“O, biri diğeriyle ‘tam
bir uyum’ (mutâbakat) içinde yedi gök yaratmış olandır. Rahmân (olan Allah)ın
yaratmasında hiç-bir ‘çelişki ve uygunsuzluk’ (tefâvüt) göremezsin. İşte
gözü(nü) çevirip-gezdir; herhangi bir çatlaklık (bozukluk ve çarpıklık) görüyor
musun?” (Mülk 3).
Kâinât, âyetin de dediği
gibi “muhteşem düzenlilikte ve güzellikte olan bir mekân”dır. Bu kâinât mekânı
nereden geldi, nasıl ortaya çıktı, niçin çıktı, neyin üzerinde duruyor, ne
zamana kadar duracak vs. gibi sorular, “insanı tatmin edecek cevapların bulunamayacağı”
sorulardır. Zîrâ insanın bir şeyi idrâk edebilmesi için onu kuşatabilmesi yâni sınırlarını
görebilmesi gerekir.

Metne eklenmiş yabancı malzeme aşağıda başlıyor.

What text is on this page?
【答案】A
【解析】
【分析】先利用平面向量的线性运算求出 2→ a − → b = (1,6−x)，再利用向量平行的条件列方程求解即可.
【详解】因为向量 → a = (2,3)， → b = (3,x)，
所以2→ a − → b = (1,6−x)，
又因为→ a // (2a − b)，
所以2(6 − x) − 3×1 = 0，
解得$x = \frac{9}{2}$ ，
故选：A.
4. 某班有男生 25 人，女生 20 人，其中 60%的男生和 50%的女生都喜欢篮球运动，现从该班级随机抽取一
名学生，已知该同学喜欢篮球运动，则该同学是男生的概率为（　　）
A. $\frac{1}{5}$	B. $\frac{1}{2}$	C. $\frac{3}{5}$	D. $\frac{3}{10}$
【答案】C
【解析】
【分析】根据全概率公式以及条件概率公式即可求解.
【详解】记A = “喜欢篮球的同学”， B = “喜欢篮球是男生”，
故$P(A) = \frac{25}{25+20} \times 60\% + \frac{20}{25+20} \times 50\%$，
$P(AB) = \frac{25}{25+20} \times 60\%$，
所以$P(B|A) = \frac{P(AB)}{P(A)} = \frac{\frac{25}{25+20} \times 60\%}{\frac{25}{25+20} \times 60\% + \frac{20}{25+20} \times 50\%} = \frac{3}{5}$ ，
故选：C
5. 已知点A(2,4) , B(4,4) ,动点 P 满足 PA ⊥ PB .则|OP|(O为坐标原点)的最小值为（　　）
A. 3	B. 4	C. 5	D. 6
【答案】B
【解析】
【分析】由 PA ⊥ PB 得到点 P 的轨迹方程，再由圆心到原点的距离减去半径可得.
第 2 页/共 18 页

Oysa kâinâtın sınırını göremiyoruz. Tabi, sınırsız olan
tek varlık Allah olduğundan dolayı, her-şeyin bir sınırı olmak zorundadır.
Zâten ancak fâni olanın sınırı olur ki fâni olan “sınırı olan” demektir. O
hâlde kâinât mekânı da sınırı olan bir yerdir. Tabi her sınırı olanın mâhiyetini
de tam olarak bileceğiz gibi bir durum da yoktur. Aslında insan, hiç-bir şeyi
mutlak anlamda idrâk edemez, çünkü onu mutlak anlamda kuşatamaz. Meselâ basit
bir nesneyi bile tüm boyutlarıyla yâni üç boyutlu olarak tek bakışta göremeyiz.

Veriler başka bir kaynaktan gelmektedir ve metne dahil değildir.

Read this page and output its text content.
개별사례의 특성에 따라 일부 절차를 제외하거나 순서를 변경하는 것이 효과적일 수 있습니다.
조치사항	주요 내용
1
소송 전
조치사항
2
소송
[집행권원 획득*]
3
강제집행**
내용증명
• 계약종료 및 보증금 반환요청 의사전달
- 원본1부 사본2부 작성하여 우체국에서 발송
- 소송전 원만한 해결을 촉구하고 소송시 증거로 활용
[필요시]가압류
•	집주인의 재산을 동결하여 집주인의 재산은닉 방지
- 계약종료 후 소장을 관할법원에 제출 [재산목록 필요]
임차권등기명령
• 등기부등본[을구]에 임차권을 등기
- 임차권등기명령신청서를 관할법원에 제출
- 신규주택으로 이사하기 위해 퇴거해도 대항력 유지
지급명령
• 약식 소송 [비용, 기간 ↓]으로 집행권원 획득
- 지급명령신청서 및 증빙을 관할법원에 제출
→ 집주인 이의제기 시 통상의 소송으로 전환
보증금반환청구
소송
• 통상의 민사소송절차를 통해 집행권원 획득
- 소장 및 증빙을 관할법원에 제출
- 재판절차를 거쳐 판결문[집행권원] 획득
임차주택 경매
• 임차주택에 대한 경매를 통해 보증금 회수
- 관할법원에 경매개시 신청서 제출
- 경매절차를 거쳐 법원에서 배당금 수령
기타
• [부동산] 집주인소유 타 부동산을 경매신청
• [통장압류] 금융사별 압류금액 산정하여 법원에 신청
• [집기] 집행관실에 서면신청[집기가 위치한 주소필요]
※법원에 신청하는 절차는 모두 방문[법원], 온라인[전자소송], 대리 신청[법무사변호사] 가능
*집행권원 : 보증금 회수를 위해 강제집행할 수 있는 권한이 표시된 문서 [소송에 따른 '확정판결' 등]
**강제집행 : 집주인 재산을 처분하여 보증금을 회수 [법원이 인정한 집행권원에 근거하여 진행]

Bir nesneye baktığımızda o nesnesinin arka yada yan yüzlerini tek bakışta aynı-anda
göremeyiz. Küçük bir nesne için bile böyleyse, çok büyük olduğu apaçık belli olan
kâinât mekânı için söylenecek şeyler tahminden öteye gitmeyecektir. Biz onun
hakkında ancak görüp hissettiğimiz ve Allah’ın bildirdiği kadarını bilebiliriz.
Mekân, aslında “maddenin
bulunduğu yer”dir. Madde olmasa belki mekân da olmayacak yada kalmayacaktır. Kâinattaki
tüm maddeyi kozmik bir süpürgeyle süpürsek, belki de ortada mekân diye bir şey
de kalmayacaktır. Aristoteles, “hiç-bir cismin bulunmadığı yerde zaman ve uzay
da bulunmaz” der. Biz, maddenin bulunduğu yere ve ortama “mekân” diyoruz. Tabi kâinâta
dışarıdan bakamadığımız için maddenin nerede bulunduğunu anlayamıyoruz ve
bilemiyoruz. Bu nedenle de mekânı madde bağlamında anlamlandırıyoruz. Zâten
zaman da öyledir. Mekânın orijinâl bir varlığı yoktur, maddeye ve maddenin
hareketine bağlı olarak -görece- ve yanılsama olarak bir mekân vardır. Kâinâtı
kozmik bir süpürgeyle süpürdüğünüzde geriye maddesizlik anlamında “yokluk”
kalır. Geriye “mekân” zannettiğimiz ve aslında bir şey olmayan şey kalır. O şey
aslında hiç-bir şey değildir. Tabi bu durumda zamânın da mutlak bir varlığı
olmadığı ortaya çıkar.
Zamânın da aslî bir varlığı
yoktur. Zaman, maddenin hareketinin bir sonucudur. Bir maddeyi bir yerden alıp
başka bir yere koyduğunuzda yâni hareket ettirdiğinizde zaman başlar ve sürer
gider. Zamânın izâfi olması, daha doğrusu izâfi sanılmasının nedeni budur.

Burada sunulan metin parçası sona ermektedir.